This one-pot black pepper chicken is a mouthwatering dish that is excellent any day, even during the busiest days. It is very easy and quick to make using only a few simple ingredients. For an easy, filling weeknight meal, serve this savory packed of flavor one-pot black pepper chicken over or alongside brown rice or quinoa.
If you are searching for another easy and quick dinner, then you have to give this incredibly delicious one-pot meal a try. It’s a great addition to your weekly menu rotation!
2 tbsp olive oil
1 red bell pepper, seeded and cut into strips
1-1/2 lbs boneless, skinless chicken breasts, cut into cubes
1” fresh ginger root, peeled and finely chopped
1 tbsp coconut palm sugar or honey
2 cloves garlic, peeled and finely minced
3 tbsp white vinegar, divided
3 tbsp lite soy sauce, divided (optional, coconut aminos, Tamari, or Bragg Liquid Aminos)
1-1/2 tsp freshly ground black pepper
How to make One-Pot Black Pepper Chicken
Step 1: Place half of the soy sauce, half of the vinegar, and the sweetener in a medium-sized bowl. Mix well until blended. Then, add the chicken and toss to coat. Put in the fridge and marinate the chicken for about 30 minutes.
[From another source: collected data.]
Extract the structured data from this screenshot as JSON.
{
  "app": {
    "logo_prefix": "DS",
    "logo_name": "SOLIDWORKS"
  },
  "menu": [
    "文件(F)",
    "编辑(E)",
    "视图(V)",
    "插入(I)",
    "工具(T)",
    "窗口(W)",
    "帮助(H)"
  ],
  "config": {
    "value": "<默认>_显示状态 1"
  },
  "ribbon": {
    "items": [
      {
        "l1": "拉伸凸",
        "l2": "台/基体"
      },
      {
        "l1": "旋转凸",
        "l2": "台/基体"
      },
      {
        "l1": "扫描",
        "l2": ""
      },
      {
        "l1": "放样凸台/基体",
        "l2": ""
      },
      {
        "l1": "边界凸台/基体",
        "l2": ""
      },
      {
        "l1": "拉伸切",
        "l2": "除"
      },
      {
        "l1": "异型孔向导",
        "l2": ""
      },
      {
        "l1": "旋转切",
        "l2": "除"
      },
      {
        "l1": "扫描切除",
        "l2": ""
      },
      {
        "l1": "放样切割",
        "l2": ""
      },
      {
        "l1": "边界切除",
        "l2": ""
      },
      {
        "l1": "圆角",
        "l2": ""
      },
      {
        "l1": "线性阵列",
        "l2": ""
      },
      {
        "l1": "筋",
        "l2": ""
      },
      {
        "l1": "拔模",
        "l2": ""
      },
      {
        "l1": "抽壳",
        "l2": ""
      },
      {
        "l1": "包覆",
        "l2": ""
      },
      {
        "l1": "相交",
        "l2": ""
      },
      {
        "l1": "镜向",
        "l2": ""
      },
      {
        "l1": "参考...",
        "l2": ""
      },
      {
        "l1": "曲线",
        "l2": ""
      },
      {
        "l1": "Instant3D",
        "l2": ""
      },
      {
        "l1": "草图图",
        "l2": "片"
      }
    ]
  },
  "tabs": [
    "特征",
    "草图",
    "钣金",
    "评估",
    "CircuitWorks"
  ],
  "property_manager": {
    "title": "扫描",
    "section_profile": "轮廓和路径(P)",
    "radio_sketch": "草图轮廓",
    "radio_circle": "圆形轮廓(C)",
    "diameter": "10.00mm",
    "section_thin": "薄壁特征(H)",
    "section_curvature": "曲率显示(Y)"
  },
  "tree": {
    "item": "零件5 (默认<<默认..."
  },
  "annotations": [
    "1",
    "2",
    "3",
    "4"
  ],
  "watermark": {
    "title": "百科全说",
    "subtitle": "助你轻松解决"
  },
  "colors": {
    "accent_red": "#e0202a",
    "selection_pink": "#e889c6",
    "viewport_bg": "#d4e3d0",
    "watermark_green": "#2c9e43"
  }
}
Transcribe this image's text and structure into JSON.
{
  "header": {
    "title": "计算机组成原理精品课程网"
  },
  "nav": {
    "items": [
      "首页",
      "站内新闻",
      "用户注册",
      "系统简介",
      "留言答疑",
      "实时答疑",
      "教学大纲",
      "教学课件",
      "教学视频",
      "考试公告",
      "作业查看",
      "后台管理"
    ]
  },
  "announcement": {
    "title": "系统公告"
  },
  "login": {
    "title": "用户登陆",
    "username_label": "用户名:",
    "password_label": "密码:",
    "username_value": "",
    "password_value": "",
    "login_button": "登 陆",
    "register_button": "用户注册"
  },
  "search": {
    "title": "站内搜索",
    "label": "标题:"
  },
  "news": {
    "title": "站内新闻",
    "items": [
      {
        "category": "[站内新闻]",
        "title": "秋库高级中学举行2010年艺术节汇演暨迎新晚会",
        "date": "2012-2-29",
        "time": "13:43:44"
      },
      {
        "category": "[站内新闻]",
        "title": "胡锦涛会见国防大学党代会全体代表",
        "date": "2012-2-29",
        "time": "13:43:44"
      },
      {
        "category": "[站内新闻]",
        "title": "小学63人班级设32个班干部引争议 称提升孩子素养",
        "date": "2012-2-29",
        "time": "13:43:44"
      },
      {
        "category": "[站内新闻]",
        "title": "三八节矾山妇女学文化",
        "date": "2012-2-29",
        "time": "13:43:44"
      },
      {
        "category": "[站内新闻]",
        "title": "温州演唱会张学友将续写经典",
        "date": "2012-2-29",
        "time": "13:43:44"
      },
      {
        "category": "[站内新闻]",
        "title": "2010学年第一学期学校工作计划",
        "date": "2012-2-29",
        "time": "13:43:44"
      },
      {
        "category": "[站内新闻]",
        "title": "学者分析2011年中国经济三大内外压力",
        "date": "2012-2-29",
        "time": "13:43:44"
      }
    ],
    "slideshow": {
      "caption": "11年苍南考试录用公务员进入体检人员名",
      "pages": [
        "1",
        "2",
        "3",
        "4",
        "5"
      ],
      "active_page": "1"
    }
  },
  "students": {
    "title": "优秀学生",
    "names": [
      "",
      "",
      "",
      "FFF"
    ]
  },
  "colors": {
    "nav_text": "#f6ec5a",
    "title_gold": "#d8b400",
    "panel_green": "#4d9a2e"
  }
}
Step 2: In a skillet, heat the oil to medium-low heat. Once the oil is hot, add garlic and ginger. Cook for about 30 seconds or until the garlic is golden and aromatic. Be very careful not to burn the garlic.
Step 3: To the skillet, add the marinated chicken along with any of the juices in the bowl. Continue to cook for another 3 minutes before adding the bell pepper strips, the rest of the soy sauce, vinegar, and black pepper. Cook further until the peppers have softened and the chicken is completely cooked. This takes another 10 minutes.
Step 4: Remove from the heat when done and serve the chicken right away over brown rice or quinoa. Enjoy!